Geniş, ferah, içinde bir kafe, asma katında okuma bölümü var. Çocuk kitapları için özel bir bölüm ayrılmış, bitişiğindeyse çocuk etkinlik alanı var. Çocuğunuzu buradaki etkinliklerden birine bıraktıktan sonra siz sergilerin veya kitabevinin tadını çıkarabilirsiniz.
Kültür ve sanatın bankasıyız
İkinci ve üçüncü katlarda sanat galerisiyle Yapı Kredi’nin dünya çapında önemli sikke koleksiyonunun sergileneceği müze var. Üçüncü kata, caddeden görülebilecek şekilde ‘Akdeniz’ heykeli yerleştirilmiş. Şehirle iç içeliğin altını çizdiğinden, katlar arasında dolaşırken tırmanması son derece rahat olan merdivenin kullanılması teşvik ediliyor ancak merdiven çıkamayacak durumda olanlar için her katta asansörler ve engelli tuvaletleri var. ‘Akdeniz’in yanından geçerek çıkılan dördüncü katta ziyaretçileri, Yapı Kredi Bankası’nın kurucusu ve kurumun kültür-sanat vizyonunu oluşturan Kazım Taşkent’in bir sözü mavi neon formunda karşılıyor: “Biz kültür ve sanatın bankasıyız.” Bu katta bir performans alanı bulunuyor.

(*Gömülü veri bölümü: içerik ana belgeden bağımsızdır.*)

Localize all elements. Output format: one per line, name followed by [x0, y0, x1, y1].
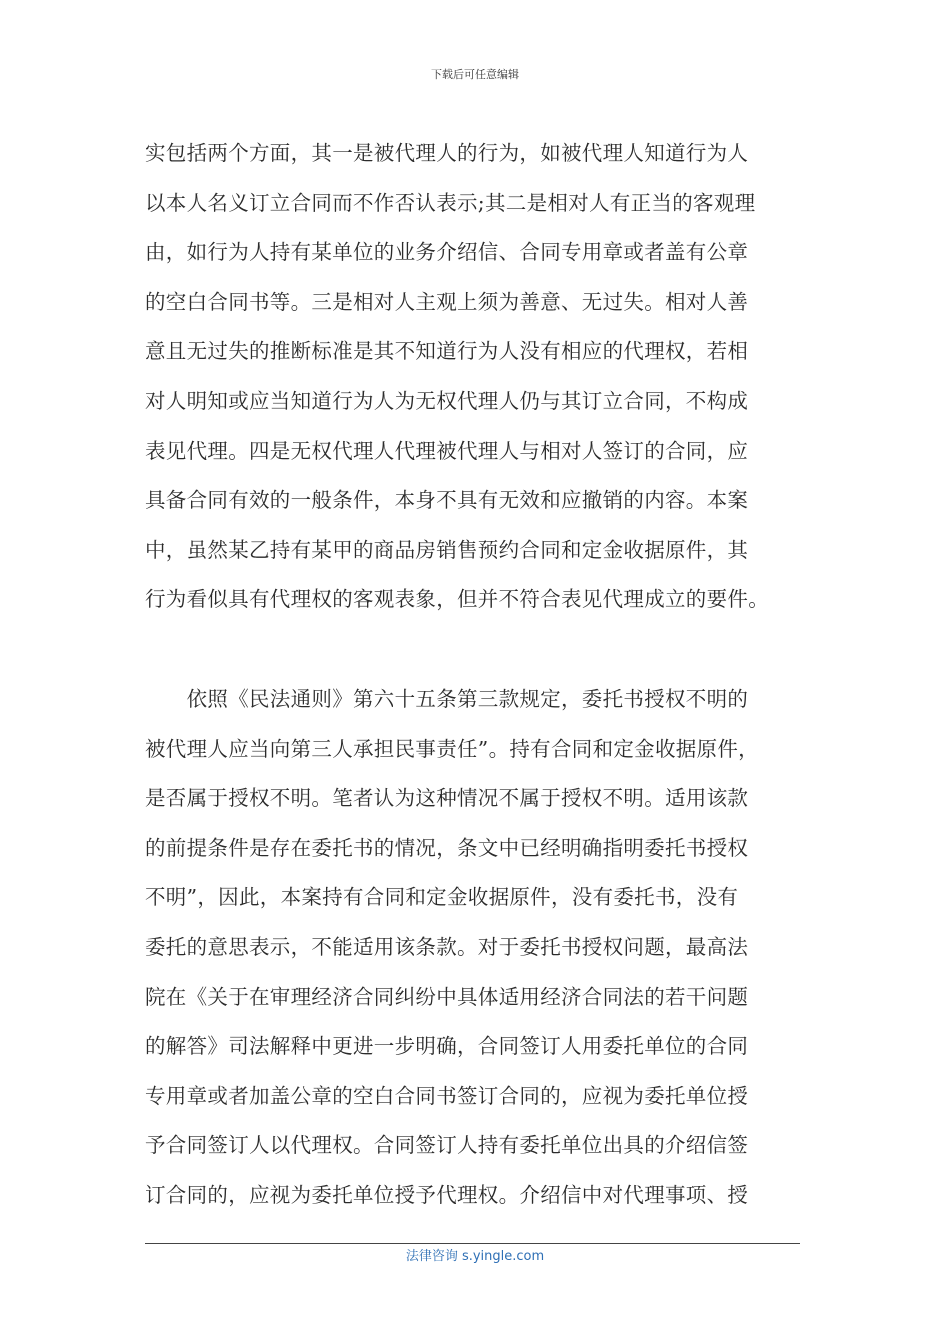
text-line: 意且无过失的推断标准是其不知道行为人没有相应的代理权，若相	[145, 339, 749, 364]
text-line: 的空白合同书等。三是相对人主观上须为善意、无过失。相对人善	[145, 289, 749, 314]
text-line: 委托的意思表示，不能适用该条款。对于委托书授权问题，最高法	[145, 934, 749, 959]
page-header: 下载后可任意编辑	[431, 68, 519, 81]
text-line: 表见代理。四是无权代理人代理被代理人与相对人签订的合同，应	[145, 438, 749, 463]
text-line: 行为看似具有代理权的客观表象，但并不符合表见代理成立的要件。	[145, 587, 769, 612]
text-line: 以本人名义订立合同而不作否认表示;其二是相对人有正当的客观理	[145, 190, 756, 215]
text-line: 由，如行为人持有某单位的业务介绍信、合同专用章或者盖有公章	[145, 240, 749, 265]
text-line: 的前提条件是存在委托书的情况，条文中已经明确指明委托书授权	[145, 835, 749, 860]
text-line: 实包括两个方面，其一是被代理人的行为，如被代理人知道行为人	[145, 141, 749, 165]
text-line: 订合同的，应视为委托单位授予代理权。介绍信中对代理事项、授	[145, 1182, 749, 1207]
footer-divider	[145, 1243, 800, 1244]
text-line: 院在《关于在审理经济合同纠纷中具体适用经济合同法的若干问题	[145, 984, 749, 1009]
text-line: 是否属于授权不明。笔者认为这种情况不属于授权不明。适用该款	[145, 786, 749, 811]
text-line: 被代理人应当向第三人承担民事责任”。持有合同和定金收据原件，	[145, 736, 759, 761]
text-line: 依照《民法通则》第六十五条第三款规定，委托书授权不明的	[145, 687, 749, 711]
paragraph-2	[145, 675, 805, 1221]
text-line: 对人明知或应当知道行为人为无权代理人仍与其订立合同，不构成	[145, 388, 749, 413]
text-line: 予合同签订人以代理权。合同签订人持有委托单位出具的介绍信签	[145, 1133, 749, 1158]
text-line: 的解答》司法解释中更进一步明确，合同签订人用委托单位的合同	[145, 1034, 749, 1059]
text-line: 中，虽然某乙持有某甲的商品房销售预约合同和定金收据原件，其	[145, 537, 749, 562]
text-line: 不明”，因此，本案持有合同和定金收据原件，没有委托书，没有	[145, 885, 739, 910]
paragraph-1	[145, 129, 805, 625]
text-line: 具备合同有效的一般条件，本身不具有无效和应撤销的内容。本案	[145, 488, 749, 513]
footer-link[interactable]: 法律咨询 s.yingle.com	[405, 1249, 545, 1264]
text-line: 专用章或者加盖公章的空白合同书签订合同的，应视为委托单位授	[145, 1083, 749, 1108]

Beşinci kattaki araştırma kütüphanesi yalnızca üyelerin kullanımına açık ancak açılış sergisi boyunca nadir el yazmalarını görmek üzere herkese serbest.
403 eser, 12 altbaşlık
Binanın açılış sergisi ‘Sarmal’ başlığını taşıyor. Beş kata yayılan serginin küratörü Dr. Necmi Sönmez, tasarımcısıysa Yeşim Demir. Yıl sonuna kadar devam edecek sergideki parçalar, bankanın koleksiyonundaki binlerce eser arasından seçildi. Seçilen 403 eser, 12 altbaşlık altında düzenlendi. Alt başlıklar, ‘Karşı Karşıya’, ‘Konstantinopolis’ten Megaşehire’, ‘Savaşa Hayır’, ‘Acı Odası’, ‘Kalp Coşkusu’, ‘İstihsal’ (Üretim), ‘Formun Dönüşümü’, ‘Kozmik Işınlar’ gibi isimler taşıyor. Yer heykelleri, Selahattin Giz fotoğrafları ve edebiyatçıların videoları, bölümler arası geçişi sağlıyor, bölümleri birbirine bağlıyor.
Seçkide, Türk resminin başyapıtlarından siyah-beyaz Selahattin Giz fotoğraflarına, önemli sikkelerden nadir yazma eserlere pek çok farklı parça var. Estergon Kalesi’nin sancağı, 3. Selim’in ilk kez sergilenecek elyazması bir güftesi, Aliye Berger’in Yapı Kredi tarafından açılan İş ve İstihsal yarışmasında birincilik ödülü aldığı ‘Güneşin Doğuşu’ isimli tablosu, Strabon’un coğrafya kitabı, Kâtip Çelebi’nin ‘Kitab-ı Cihannüma’sı, Baki’nin ‘Divan’ı sergide yer alan ve öne çıkan eserler arasında.